4. Decision support: AI narrates, never decides¶
The decisioning pipeline (backend/app/decisions.py) uses deterministic rules + weighted scoring to rank actions (repair vs replace vs self-service). The AI's role is narrowly scoped:
- Rules decide: Coverage eligibility, battery health, nearest store slot availability, parts inventory — each produces a reason code.
- AI explains: Bedrock takes the reason codes and generates a natural-language rationale (
backend/app/rationale.py:10—templated_rationale(action_label, reason_codes)). - Fallback guaranteed: If Bedrock is unavailable, the template fallback produces a human-readable rationale from reason codes alone (ADR-003). The demo never breaks.

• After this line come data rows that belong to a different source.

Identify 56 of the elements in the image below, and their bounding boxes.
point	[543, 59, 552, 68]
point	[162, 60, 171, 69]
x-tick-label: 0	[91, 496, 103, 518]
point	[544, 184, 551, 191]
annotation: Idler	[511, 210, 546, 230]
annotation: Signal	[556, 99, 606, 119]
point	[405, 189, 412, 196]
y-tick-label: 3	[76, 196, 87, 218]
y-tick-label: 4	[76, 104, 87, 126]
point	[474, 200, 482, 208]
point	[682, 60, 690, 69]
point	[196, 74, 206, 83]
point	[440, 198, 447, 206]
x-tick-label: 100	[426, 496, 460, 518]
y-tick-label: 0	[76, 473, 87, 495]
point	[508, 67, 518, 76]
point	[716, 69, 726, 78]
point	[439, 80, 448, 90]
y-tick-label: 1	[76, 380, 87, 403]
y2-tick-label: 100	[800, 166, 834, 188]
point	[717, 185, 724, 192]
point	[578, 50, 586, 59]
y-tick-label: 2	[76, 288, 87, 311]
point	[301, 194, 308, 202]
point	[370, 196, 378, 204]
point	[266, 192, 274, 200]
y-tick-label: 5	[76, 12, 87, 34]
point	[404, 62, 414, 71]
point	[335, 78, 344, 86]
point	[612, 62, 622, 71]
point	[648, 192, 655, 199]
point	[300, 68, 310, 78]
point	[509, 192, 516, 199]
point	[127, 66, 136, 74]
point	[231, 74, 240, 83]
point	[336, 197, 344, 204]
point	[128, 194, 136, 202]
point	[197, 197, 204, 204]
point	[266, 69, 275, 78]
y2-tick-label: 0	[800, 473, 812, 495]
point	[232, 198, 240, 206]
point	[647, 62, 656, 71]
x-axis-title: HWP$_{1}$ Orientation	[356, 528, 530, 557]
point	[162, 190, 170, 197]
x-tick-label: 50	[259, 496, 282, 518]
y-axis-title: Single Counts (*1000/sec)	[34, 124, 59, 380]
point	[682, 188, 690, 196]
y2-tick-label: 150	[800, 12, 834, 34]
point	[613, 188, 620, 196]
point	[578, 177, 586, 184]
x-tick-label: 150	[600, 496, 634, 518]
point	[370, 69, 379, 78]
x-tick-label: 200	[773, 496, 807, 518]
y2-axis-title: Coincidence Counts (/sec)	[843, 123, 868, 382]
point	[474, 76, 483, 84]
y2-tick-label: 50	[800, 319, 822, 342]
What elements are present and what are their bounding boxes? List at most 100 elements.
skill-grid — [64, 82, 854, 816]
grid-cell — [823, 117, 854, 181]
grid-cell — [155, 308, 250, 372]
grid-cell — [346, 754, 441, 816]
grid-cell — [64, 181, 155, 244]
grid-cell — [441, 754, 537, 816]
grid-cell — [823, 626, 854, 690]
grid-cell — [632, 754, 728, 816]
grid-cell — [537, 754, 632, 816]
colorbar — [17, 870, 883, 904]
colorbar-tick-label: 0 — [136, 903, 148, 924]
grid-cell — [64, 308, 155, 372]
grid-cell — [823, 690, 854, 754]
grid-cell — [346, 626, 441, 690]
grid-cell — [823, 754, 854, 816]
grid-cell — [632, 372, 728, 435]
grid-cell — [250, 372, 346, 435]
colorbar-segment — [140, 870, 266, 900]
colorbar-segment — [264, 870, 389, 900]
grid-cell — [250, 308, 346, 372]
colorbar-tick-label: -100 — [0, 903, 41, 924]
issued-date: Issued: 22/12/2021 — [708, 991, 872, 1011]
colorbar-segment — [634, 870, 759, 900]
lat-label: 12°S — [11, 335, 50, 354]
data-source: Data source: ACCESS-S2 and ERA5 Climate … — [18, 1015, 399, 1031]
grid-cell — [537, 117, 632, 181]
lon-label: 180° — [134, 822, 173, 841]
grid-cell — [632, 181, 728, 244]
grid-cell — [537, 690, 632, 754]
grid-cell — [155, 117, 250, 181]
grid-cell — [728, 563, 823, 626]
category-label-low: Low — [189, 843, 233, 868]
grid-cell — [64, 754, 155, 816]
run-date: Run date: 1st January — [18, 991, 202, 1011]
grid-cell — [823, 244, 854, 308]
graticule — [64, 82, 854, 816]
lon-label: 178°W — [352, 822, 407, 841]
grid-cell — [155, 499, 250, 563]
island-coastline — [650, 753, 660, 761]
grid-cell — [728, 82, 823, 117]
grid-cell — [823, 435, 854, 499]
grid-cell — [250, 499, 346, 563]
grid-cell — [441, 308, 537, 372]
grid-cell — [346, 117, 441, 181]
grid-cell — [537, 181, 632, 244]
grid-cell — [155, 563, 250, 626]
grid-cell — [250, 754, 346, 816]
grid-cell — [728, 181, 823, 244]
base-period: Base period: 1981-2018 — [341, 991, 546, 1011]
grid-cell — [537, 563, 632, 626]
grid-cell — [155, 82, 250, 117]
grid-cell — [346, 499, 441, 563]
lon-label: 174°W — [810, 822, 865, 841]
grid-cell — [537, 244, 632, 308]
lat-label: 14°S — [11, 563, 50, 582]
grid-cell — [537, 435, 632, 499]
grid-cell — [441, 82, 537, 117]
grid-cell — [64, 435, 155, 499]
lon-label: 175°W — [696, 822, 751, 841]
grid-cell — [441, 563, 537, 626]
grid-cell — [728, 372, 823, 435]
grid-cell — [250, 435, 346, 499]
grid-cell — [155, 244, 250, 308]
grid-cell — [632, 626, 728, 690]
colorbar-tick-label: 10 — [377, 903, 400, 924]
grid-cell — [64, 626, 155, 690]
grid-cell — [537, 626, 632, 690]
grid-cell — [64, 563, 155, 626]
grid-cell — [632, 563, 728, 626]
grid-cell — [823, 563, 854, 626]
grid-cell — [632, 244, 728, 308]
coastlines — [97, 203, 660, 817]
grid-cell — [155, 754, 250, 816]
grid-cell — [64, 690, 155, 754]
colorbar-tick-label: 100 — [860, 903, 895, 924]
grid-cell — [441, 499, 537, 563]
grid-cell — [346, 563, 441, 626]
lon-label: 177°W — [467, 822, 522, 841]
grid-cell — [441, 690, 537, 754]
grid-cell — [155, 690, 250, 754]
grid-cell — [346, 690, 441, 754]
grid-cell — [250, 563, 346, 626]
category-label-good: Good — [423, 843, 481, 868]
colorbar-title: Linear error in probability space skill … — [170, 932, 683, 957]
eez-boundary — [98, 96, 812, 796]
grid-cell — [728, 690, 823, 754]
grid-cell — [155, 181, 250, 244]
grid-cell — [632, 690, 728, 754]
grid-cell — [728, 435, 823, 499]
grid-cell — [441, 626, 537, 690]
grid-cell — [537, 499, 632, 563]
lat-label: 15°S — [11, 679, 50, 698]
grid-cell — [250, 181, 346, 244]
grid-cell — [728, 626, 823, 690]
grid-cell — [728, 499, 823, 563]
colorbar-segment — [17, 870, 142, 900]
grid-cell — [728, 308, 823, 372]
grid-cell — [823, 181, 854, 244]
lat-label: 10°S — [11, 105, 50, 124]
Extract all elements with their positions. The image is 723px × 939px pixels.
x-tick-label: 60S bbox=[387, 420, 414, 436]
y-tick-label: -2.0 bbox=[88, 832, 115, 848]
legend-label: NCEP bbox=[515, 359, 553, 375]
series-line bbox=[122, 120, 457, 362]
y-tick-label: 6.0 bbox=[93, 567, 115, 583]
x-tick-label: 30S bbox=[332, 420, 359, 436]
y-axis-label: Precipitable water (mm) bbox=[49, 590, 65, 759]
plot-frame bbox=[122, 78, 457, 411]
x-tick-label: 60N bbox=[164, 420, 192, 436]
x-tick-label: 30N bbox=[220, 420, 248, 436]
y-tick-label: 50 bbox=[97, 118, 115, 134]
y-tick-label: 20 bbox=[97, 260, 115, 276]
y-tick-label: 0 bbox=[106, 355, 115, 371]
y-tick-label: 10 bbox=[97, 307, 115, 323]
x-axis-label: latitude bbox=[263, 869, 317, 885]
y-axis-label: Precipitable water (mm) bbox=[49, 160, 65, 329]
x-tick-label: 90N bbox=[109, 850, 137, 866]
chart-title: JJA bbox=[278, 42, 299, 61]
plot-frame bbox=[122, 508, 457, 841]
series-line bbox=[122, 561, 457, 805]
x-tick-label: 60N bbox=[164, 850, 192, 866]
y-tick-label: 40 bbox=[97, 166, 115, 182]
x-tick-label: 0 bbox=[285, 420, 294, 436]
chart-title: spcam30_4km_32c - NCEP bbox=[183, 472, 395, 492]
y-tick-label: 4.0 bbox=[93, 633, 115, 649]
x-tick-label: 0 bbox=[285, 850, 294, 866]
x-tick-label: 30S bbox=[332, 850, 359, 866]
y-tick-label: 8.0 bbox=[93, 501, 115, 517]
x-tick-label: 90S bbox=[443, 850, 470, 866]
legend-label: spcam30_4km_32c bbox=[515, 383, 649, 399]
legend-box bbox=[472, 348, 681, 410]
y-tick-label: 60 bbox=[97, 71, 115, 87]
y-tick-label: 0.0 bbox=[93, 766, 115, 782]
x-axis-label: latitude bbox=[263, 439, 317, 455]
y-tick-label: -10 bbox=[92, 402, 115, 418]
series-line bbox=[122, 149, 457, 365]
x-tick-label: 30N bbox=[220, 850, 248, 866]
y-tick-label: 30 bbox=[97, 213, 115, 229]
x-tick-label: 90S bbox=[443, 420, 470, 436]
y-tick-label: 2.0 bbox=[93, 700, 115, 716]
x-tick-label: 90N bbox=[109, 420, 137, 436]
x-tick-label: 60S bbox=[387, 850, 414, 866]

Why this is Asurion-specific: The reason codes are Asurion domain terms: coverage_valid, battery_health_drop_detected, nearest_store_slot_available, inventory_tight. The LLM's job is to weave these into a sentence an ops executive can read in 2 seconds — not to invent reasons or make decisions.
5. Custom widget codegen for Asurion ops views¶
When operators need views that don't fit the standard KPI/chart/table templates (e.g., an alerts feed with severity coloring, a device timeline with signal annotations), the Clarifier's custom path generates TSX code:
- Two-stage synthesis (ADR-007): Bedrock emits a flat
ComponentSpec(TSX source + props); Python deterministically wraps it with the resolved metric block, data intent, and mock data. No user-authored type signatures — examples replace type definitions everywhere. - Sealed scope (
frontend/src/widgets/CustomWidgetRenderer.tsx):@babel/standalonecompiles the TSX at render time. OnlyReactandIconglobals are injected — no imports, no network access, no DOM manipulation. - Asurion-specific mock data: The mock data is derived from the operator's examples (e.g., "show claim volume by product") and shaped to match Asurion's data model (claim IDs, product names, store locations).
ADR: ADR-006 (WidgetSpec custom variant).
What this is NOT¶
| Generic pattern | What we do instead |
|---|---|
| ChatGPT wrapper that answers questions | LangGraph state machine that builds structured widget specs |
| NL-to-SQL against an unknown schema | Catalog-anchored SQL gen with dictionary context + sqlglot safety |
| AI making business decisions | Rules decide; AI narrates the reason codes into natural language |
| "Call Claude and hope" | Two-tier model policy, per-variant flat schemas, fail-loud error contracts |
| Prototype with synthetic data only | 3 Databricks metrics querying real Asurion claim data |
The scale path: one pattern, many Asurion domains¶
The Event -> Context -> AI -> Action -> Feedback architecture is domain-agnostic:
| Domain | Events | AI Role | Actions |
|---|---|---|---|
| Claims (built) | device.damage_detected, claim.submitted |
Explain repair-vs-replace decision | Approve repair, ship replacement |
| Fraud (designed) | Integrity signals, anomaly triggers | Explain risk escalation | Hold, escalate, monitor |
| Inventory (designed) | Warehouse velocity, stock alerts | Explain rebalancing logic | Rebalance, substitute, expedite |
| Retention (designed) | Engagement drops, churn signals | Explain outreach recommendation | Outreach, upgrade offer, discount |
| Product quality (designed) | Regional defect spikes, claim patterns | Explain recall triggers | Engineering alert, KB article, recall |
The Widget Builder Clarifier + metric catalog pattern means each new domain only needs: (1) new event types, (2) new metrics in metrics_catalog, (3) new reason codes in the decision engine. The dashboard, data binding, and AI explanation layer are reused as-is.